Question

Two cyclists start at the same point and travel in opposite directions. One cyclist travels 5 km/h slower than the other. If the two cyclists are 78 kilometers apart after 2 hours, what is the rate of each cyclist?

Rate of the slower cyclist:
A. 36 km/h
B. 38 km/h
C. 40 km/h
D. 42 km/h

Answer 1

The rate of the slower cyclist is 17 km/h, and the rate of the faster cyclist is 22 km/h.

Step-by-step explanation:

To find the rates of the two cyclists, let's denote the rate of the slower cyclist as x km/h.
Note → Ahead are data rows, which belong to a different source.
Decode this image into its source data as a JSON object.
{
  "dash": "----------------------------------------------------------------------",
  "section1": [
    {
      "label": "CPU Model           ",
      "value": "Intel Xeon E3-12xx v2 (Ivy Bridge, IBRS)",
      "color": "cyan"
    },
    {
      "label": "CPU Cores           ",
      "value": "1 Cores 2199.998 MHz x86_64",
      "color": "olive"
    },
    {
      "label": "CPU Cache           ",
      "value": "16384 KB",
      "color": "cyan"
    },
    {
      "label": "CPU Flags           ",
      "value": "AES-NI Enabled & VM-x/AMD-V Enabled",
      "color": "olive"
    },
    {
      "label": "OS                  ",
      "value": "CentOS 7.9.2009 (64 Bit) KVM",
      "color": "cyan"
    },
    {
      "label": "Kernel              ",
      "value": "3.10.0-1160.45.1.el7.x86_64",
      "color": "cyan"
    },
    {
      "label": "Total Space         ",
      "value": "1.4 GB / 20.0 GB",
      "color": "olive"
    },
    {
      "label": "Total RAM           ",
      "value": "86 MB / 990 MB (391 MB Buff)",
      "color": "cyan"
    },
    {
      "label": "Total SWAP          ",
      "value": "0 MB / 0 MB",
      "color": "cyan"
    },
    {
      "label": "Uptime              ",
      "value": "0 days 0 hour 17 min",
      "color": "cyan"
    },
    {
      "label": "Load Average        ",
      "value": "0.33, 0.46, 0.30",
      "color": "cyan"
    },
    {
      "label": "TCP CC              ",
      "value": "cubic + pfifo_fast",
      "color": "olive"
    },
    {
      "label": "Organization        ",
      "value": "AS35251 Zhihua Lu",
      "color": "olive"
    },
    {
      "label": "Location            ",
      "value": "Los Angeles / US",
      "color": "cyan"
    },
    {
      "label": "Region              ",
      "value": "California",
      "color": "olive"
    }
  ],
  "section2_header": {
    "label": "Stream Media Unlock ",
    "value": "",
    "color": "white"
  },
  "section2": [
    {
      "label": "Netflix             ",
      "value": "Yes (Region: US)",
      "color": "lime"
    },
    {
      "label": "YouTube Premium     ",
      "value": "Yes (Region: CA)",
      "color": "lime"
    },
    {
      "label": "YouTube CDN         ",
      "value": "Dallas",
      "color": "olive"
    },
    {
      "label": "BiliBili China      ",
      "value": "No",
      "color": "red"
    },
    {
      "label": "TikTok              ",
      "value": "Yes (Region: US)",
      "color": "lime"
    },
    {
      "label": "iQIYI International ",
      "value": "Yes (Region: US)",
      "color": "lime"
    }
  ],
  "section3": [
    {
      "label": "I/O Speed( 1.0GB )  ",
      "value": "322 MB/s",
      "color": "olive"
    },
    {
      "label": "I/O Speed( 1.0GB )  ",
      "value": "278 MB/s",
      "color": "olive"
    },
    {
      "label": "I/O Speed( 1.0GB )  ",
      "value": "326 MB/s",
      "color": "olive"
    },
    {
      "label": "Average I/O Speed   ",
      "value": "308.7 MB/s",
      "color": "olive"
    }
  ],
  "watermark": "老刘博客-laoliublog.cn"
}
Then, the rate of the faster cyclist would be x + 5 km/h, since the slower cyclist is traveling 5 km/h slower. After 2 hours, the total distance covered by both cyclists would be the sum of their distances. Since they are traveling in opposite directions, their distances would add up to 78 kilometers. Therefore, the equation would be:

2(x) + 2(x + 5) = 78

Simplifying this equation, we get:

4x + 10 = 78

Subtracting 10 from both sides, we get:

4x = 68

Dividing both sides by 4, we get:

x = 17

Therefore, the rate of the slower cyclist is 17 km/h, and the rate of the faster cyclist is 17 + 5 = 22 km/h.